Would Qantas' Flying Roo Take Them to Profitability?
27th Nov 2014
The struggling carrier is very optimistic that the current fiscal year will be a better year for them after posting losses in previous years. That optimism is displayed in its new acquisition, a B737 airliner, sporting a retro-livery, a design that was originally used in the 70s.
The retro-livery features a familiar flying roo which was first used in 1948.
Qantas used the flying roo extensively since 1948 until 1984. The airline used the logo featuring a red flying roo with its feet on a globe against a white background since 1948 until 1968. In 1968, the airline adopted a new logo, this time, without the globe but retained the red flying roo, now enclosed in a white circle with red outline. The airline dropped the red flying roo altogether in 1984 and replaced it with the wingless white roo set against a red right triangle which would last until now, though with very little variation.
Aside from the red flying roo painted on the plane's tail, the retro-livery also features an orange ochre band running along the entire length of the fuselage, framing the windows.

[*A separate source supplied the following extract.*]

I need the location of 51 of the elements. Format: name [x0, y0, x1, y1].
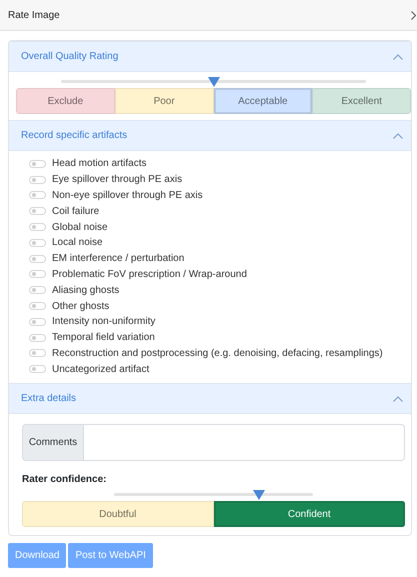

Qantas' CEO, Alan Joyce, said he is hopeful that adopting the retro-livery would usher in a new era of vitality and profitability. He was hoping that they will finally return to profitability this year.
The state-owned flag carrier posted a loss of $2.8 billion in August this year but has been reportedly steadily showing progress on its recovery program.
Qantas unveiled the new livery on its new acquisition, B737 aircraft, last week in Seattle and was attended by its celebrity ambassador, John Travolta.